Second, US law mandates the formation of a creditors’ committee under Section 1102, which consists of unsecured creditors. It can participate in the formulation of a plan and investigate the debtor’s conduct. Similarly, in India, the CoC can oversee the debtor's conduct, thereby increasing scrutiny.


Third, the US Code also requires a court-approved disclosure statement, ensuring transparency and viability of the plan, and a proposed timeline. Similarly, RERA imposes duties on promoters to make disclosures, including quarterly project updates, sanctioned plans, and stage wise schedule of completion of the project. It imposes the duty to adhere to sanctioned plans. The IBC can incorporate these provisions. To further ensure that the plan is being adhered to, a monitoring committee consisting of insolvency professionals and representatives of the resolution applicant and creditors can be created as envisaged under Regulation 38(4). 


Fourth, Section 4(2) of RERA mandates a separate escrow account where at least 70 percent of the funds received from allottees must be deposited to be exclusively used for construction costs. This could be statutorily mandated for reverse CIRP, as one of the biggest concerns remains diversion of funds.

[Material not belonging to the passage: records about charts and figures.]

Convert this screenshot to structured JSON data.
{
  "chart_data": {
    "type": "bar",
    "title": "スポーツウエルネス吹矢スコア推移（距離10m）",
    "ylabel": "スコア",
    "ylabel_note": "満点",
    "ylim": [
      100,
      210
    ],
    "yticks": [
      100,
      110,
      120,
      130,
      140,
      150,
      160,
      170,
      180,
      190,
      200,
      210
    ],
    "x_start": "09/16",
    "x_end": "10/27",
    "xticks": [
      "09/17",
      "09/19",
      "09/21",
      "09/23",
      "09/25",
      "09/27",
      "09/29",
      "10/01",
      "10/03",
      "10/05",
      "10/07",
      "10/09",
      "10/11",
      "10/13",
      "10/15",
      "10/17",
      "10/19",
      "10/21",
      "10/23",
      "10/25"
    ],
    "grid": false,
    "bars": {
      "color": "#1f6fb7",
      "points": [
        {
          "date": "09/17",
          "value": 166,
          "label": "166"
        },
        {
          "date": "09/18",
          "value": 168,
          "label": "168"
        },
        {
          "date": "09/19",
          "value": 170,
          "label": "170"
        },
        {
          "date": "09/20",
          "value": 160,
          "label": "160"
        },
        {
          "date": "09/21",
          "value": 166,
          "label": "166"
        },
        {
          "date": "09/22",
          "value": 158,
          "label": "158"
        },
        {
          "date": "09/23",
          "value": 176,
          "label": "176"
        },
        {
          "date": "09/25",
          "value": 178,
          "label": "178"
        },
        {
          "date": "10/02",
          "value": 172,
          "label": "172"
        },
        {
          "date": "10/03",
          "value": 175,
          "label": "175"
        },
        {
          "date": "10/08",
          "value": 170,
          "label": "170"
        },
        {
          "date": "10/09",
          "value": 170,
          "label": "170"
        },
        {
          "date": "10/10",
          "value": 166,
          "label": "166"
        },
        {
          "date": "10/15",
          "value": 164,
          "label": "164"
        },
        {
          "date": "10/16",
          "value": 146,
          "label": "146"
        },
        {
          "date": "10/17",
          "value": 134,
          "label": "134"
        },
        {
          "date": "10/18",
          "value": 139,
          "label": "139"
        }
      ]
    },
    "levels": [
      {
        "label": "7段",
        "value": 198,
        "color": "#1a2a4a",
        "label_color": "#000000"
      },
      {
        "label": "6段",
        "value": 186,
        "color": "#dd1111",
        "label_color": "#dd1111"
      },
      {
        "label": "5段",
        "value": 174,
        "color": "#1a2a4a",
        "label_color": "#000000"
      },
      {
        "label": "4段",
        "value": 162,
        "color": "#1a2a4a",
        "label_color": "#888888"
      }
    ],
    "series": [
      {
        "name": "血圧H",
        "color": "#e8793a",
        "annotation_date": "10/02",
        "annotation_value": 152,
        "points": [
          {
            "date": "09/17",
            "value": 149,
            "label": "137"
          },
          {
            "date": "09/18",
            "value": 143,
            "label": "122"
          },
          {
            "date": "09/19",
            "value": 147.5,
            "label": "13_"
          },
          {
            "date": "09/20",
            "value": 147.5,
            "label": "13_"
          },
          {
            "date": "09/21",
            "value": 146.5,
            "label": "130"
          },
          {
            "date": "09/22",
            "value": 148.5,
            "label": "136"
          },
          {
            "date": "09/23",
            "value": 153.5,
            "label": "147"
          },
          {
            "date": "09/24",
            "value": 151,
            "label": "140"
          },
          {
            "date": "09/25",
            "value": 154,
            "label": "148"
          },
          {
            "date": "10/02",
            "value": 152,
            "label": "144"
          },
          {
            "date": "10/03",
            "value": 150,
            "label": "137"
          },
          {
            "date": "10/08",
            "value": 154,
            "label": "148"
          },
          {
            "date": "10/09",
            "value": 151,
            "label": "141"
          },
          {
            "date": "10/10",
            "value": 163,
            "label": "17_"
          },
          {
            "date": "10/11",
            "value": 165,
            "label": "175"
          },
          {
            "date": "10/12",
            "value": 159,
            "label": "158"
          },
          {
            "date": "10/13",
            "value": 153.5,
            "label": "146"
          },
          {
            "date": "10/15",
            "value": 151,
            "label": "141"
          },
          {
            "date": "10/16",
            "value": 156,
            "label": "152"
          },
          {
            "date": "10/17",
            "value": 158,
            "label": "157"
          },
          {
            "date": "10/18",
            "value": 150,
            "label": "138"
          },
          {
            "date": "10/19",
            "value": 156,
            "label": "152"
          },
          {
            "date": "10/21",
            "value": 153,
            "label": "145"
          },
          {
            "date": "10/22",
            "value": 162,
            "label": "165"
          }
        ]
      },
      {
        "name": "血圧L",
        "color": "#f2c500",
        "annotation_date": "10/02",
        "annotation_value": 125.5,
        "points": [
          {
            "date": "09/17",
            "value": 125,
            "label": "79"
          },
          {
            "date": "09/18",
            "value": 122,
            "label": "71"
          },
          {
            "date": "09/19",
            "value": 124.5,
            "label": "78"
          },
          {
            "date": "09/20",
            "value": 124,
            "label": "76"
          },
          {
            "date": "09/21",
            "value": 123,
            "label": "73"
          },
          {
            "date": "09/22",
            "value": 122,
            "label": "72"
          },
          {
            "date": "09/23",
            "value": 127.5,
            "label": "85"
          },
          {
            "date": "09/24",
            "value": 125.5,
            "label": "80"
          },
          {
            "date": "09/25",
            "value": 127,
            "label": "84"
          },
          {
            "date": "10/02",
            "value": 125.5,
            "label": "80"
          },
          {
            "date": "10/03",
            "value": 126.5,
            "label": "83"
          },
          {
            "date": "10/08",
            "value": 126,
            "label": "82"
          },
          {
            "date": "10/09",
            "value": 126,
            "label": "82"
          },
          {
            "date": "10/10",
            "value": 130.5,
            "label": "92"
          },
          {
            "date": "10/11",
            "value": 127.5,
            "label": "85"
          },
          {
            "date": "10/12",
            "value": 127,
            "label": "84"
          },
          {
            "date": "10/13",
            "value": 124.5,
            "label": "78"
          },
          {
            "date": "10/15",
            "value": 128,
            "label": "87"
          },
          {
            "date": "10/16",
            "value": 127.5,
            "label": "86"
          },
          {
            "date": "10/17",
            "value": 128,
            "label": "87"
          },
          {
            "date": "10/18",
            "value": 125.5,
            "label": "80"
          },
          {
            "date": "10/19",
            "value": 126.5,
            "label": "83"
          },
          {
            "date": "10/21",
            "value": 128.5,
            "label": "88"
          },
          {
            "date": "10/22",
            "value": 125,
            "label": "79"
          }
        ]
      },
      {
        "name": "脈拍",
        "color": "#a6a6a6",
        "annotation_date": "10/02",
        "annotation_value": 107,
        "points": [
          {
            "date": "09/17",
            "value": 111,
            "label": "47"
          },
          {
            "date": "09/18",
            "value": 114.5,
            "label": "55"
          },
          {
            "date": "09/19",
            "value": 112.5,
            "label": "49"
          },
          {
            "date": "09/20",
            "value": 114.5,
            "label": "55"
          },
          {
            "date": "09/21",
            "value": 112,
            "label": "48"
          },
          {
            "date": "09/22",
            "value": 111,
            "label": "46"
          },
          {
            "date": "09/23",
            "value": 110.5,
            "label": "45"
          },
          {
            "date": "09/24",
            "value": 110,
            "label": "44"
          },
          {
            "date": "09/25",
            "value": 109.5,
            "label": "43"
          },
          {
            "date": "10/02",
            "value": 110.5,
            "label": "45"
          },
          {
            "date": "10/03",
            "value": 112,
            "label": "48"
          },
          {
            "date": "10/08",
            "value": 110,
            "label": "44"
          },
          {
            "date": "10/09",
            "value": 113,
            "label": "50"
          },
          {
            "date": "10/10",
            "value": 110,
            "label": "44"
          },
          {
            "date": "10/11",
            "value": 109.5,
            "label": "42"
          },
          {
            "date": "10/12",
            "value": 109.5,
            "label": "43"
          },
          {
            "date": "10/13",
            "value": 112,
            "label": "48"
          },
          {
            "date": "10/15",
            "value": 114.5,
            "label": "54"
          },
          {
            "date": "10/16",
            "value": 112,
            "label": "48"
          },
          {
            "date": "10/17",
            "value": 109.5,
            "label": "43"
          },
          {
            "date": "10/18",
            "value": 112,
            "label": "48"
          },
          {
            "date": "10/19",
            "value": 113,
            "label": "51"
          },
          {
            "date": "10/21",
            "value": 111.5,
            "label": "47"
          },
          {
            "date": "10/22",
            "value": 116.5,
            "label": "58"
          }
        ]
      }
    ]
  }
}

Currently, courts have taken an inconsistent approach. In the case of Anand Murti v. Soni Infratech Private Limited, the court allowed reverse CIRP without mandating compliance with the 70% fund requirement. Codifying this provision would ensure that safeguard mechanisms are adopted in all cases. By integrating RERA provisions, the view that IBC prioritises financial creditors over others can be changed, while also harmonising IBC and RERA through a blended approach. The final recommendation is to instill a sense of responsibility in the DIP (promoters). In the US, the DIP owes a fiduciary duty to act in the best interests of the bankruptcy estate as a whole, ensuring the collective good of all stakeholders rather than any specific class of creditors. Just as a board of directors owes a fiduciary duty to the company, promoters during the insolvency process should owe similar duties to creditors. The CD must discharge its duty to safeguard the estate in the collective interest, acting through the existing management. Attention must be given to New York law, which requires directors to consider the long-term interests of the corporation and its shareholders, and also the impact of the corporation's actions on other stakeholders in the long term. It is recommended that a similar provision be codified, expressly imposing a fiduciary duty on the DIP. In the author's view, the courts must judge the promoter's conduct in light of their fiduciary duty and assess whether their actions align with the core objectives of India's insolvency law, that is, resolution and the balancing of stakeholder interests.


Conclusion   


The growing use of reverse CIRP and the acknowledgment received by the IBBI and MCA highlight that the traditional insolvency mechanism is ill-suited to address the challenges of real estate insolvency. It is also established that reverse CIRP, while it is well-suited, could be misused by promoters. The reasonable scepticism toward the DIP model could be assuaged by codifying reverse CIRP along with necessary safeguards. By mandating disclosures, monitoring committees, escrow accounts, and creating a fiduciary duty of the DIP, it can balance promoter-driven completion with accountability.